Kathleen O’Connor views the voice of the poem returning to daughter Zion in verse twenty (NIB VI: 1043) but the poem is not explicit about a voice change and for me retaining the entire poem in the narrator’s voice makes logical sense. This narrator who once stood observing both daughter Zion’s disobedience and punishment now has come to her side and asks the LORD (and it is the divine name used here) to look and consider if God’s actions are just or proportional. The question to whom have you done this is even more direct in Hebrew. Kathleen O’Connor indicated that even ‘who have you ever treated (‘alal) like this’ needs to be strengthened because ‘alal suggests affliction and abuse. (NIB VI: 1043) and the word for children (‘ol ale) parallels this word for affliction. Even in English the implication of the Lord being responsible for a starvation so vast that it forces women into cannibalism, creating a reality where priests and prophets are slain in the holy place of the temple and that young and old die indiscriminately is a bold claim, but it is also a claim that fits within the language of Jeremiah and the Psalms. The young men and young women have died in the streets, the future itself is dying, and it is the Lord’s fault. Instead of allowing the people to celebrate the festivals to the LORD, now it is the enemies who are invited to Jerusalem to celebrate. But the LORD, the protector, has transformed in his fury into the Lord who is now the enemy of daughter Zion, and by extension the narrator who speaks up for her.
These poems in Lamentations attempt to make sense of a reality turned on its head. Their world has collapsed. Jerusalem, the king, the priests and prophets, the temple, and the land have all been devastated. Children, men and women in their prime, and the elders have all fallen victim to starvation and the sword. As Kathleen O’Connor states eloquently:
They (the poems of Lamentations) create a rhetoric of fury, a swirling language of pain, distrust, and betrayal, both divine and human.
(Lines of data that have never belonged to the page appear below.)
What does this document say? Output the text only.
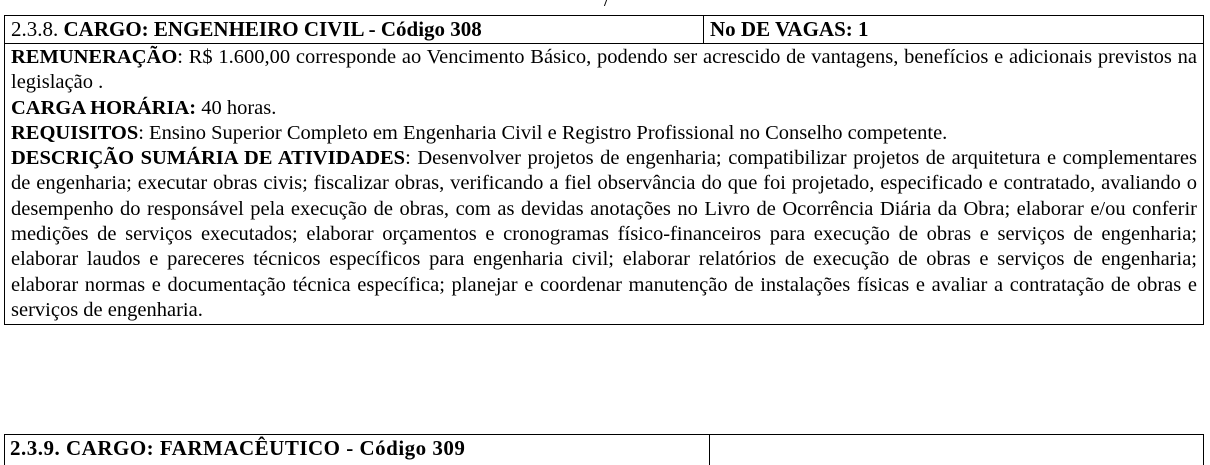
2.3.8. CARGO: ENGENHEIRO CIVIL - Código 308	No DE VAGAS: 1

REMUNERAÇÃO: R$ 1.600,00 corresponde ao Vencimento Básico, podendo ser acrescido de vantagens, benefícios e adicionais previstos na legislação .

CARGA HORÁRIA: 40 horas.

REQUISITOS: Ensino Superior Completo em Engenharia Civil e Registro Profissional no Conselho competente.

DESCRIÇÃO SUMÁRIA DE ATIVIDADES: Desenvolver projetos de engenharia; compatibilizar projetos de arquitetura e complementares de engenharia; executar obras civis; fiscalizar obras, verificando a fiel observância do que foi projetado, especificado e contratado, avaliando o desempenho do responsável pela execução de obras, com as devidas anotações no Livro de Ocorrência Diária da Obra; elaborar e/ou conferir medições de serviços executados; elaborar orçamentos e cronogramas físico-financeiros para execução de obras e serviços de engenharia; elaborar laudos e pareceres técnicos específicos para engenharia civil; elaborar relatórios de execução de obras e serviços de engenharia; elaborar normas e documentação técnica específica; planejar e coordenar manutenção de instalações físicas e avaliar a contratação de obras e serviços de engenharia.

2.3.9. CARGO: FARMACÊUTICO - Código 309
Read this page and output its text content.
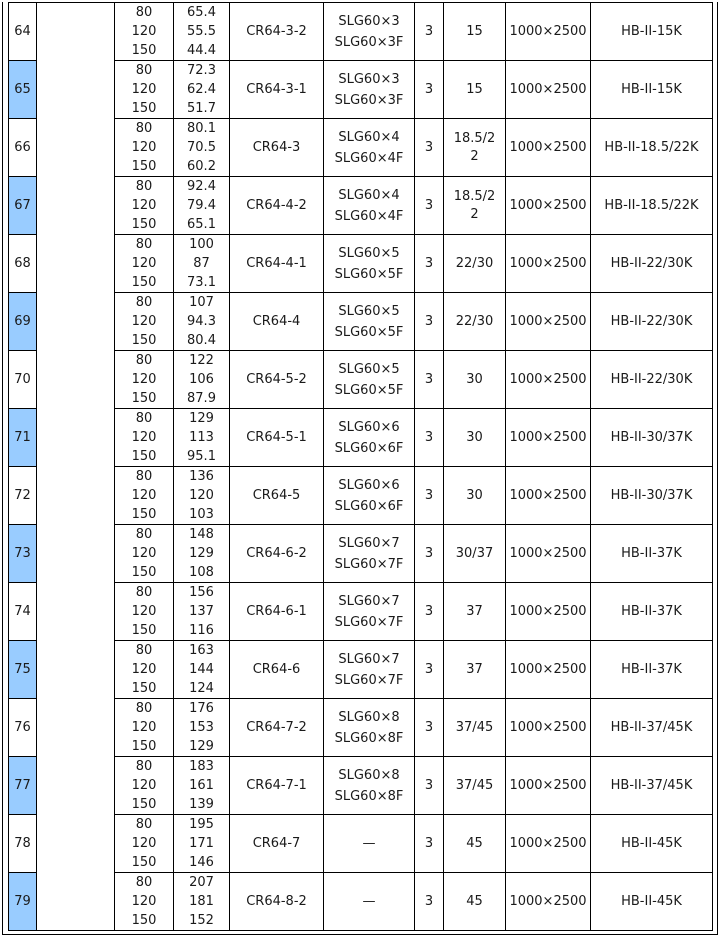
64		80
120
150	65.4
55.5
44.4	CR64-3-2	SLG60×3
SLG60×3F	3	15	1000×2500	HB-II-15K
65		80
120
150	72.3
62.4
51.7	CR64-3-1	SLG60×3
SLG60×3F	3	15	1000×2500	HB-II-15K
66		80
120
150	80.1
70.5
60.2	CR64-3	SLG60×4
SLG60×4F	3	18.5/22	1000×2500	HB-II-18.5/22K
67		80
120
150	92.4
79.4
65.1	CR64-4-2	SLG60×4
SLG60×4F	3	18.5/22	1000×2500	HB-II-18.5/22K
68		80
120
150	100
87
73.1	CR64-4-1	SLG60×5
SLG60×5F	3	22/30	1000×2500	HB-II-22/30K
69		80
120
150	107
94.3
80.4	CR64-4	SLG60×5
SLG60×5F	3	22/30	1000×2500	HB-II-22/30K
70		80
120
150	122
106
87.9	CR64-5-2	SLG60×5
SLG60×5F	3	30	1000×2500	HB-II-22/30K
71		80
120
150	129
113
95.1	CR64-5-1	SLG60×6
SLG60×6F	3	30	1000×2500	HB-II-30/37K
72		80
120
150	136
120
103	CR64-5	SLG60×6
SLG60×6F	3	30	1000×2500	HB-II-30/37K
73		80
120
150	148
129
108	CR64-6-2	SLG60×7
SLG60×7F	3	30/37	1000×2500	HB-II-37K
74		80
120
150	156
137
116	CR64-6-1	SLG60×7
SLG60×7F	3	37	1000×2500	HB-II-37K
75		80
120
150	163
144
124	CR64-6	SLG60×7
SLG60×7F	3	37	1000×2500	HB-II-37K
76		80
120
150	176
153
129	CR64-7-2	SLG60×8
SLG60×8F	3	37/45	1000×2500	HB-II-37/45K
77		80
120
150	183
161
139	CR64-7-1	SLG60×8
SLG60×8F	3	37/45	1000×2500	HB-II-37/45K
78		80
120
150	195
171
146	CR64-7	—	3	45	1000×2500	HB-II-45K
79		80
120
150	207
181
152	CR64-8-2	—	3	45	1000×2500	HB-II-45K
In this language what is awry and causes unspeakable suffering is the way that God relates to humans, the way God has abandoned covenant mutuality and faithfulness. This causes profound rage. (NIB VI:1043)
Yet, even in this profound rage the poet and the city cry out to the Lord. The desire God to turn from God’s anger and see the devastation God has wrought and to repent. They may feel that God’s actions and anger have gone too far, that God has abandoned God’s covenant responsibilities just as they had done. This second acrostic poem is an exercise of attempting to bring order to a disordered world. Of utilizing words to speak of a suffering which surpasses what words can communicate. Their world, their home, their lives, and their relationship with their God is broken. They speak these words into the silence of the void waiting for an answer from their LORD which they have not received.
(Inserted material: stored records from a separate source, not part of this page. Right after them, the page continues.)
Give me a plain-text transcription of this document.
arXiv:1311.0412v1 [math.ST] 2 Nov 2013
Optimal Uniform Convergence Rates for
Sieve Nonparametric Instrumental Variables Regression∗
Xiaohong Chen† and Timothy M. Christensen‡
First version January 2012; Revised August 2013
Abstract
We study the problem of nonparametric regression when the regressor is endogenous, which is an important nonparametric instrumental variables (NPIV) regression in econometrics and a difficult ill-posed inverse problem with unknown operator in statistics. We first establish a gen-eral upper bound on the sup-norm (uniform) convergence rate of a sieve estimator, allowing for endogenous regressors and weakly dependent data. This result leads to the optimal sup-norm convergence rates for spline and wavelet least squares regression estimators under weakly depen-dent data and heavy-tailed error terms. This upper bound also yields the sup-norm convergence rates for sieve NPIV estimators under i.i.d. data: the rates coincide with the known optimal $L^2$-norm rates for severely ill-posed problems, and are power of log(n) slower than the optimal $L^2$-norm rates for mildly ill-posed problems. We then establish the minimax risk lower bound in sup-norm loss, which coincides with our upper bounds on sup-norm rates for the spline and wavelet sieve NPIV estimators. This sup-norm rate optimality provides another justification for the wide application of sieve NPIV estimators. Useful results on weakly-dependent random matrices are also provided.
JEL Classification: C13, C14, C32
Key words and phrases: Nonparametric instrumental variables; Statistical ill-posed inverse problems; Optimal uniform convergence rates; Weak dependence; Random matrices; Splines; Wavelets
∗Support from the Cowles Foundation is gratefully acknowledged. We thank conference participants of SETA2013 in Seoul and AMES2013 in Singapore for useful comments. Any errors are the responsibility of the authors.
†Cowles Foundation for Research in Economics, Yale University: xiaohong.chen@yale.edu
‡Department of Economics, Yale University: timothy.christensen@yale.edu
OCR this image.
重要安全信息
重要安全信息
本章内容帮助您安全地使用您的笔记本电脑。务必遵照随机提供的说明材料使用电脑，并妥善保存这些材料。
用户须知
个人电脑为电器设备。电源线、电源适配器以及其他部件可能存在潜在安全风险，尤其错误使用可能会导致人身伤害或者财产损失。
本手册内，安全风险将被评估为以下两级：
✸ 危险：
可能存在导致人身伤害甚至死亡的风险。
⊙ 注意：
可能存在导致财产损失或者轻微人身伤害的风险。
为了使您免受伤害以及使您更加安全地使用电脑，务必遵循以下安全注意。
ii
[1] Many printings of English bibles will use drop cap for this where the first L is in the normal font size and the ORD drops down one font size.
[2] In Hebrew the vowels were added later and are above and below the consonants. This is done to not casually pronounce the divine name in keeping with the commandment of not using the name of the LORD your God in vain.
[3] Footstool often is used to refer to the cover of the ark of the covenant and by extension the temple or Zion as a whole.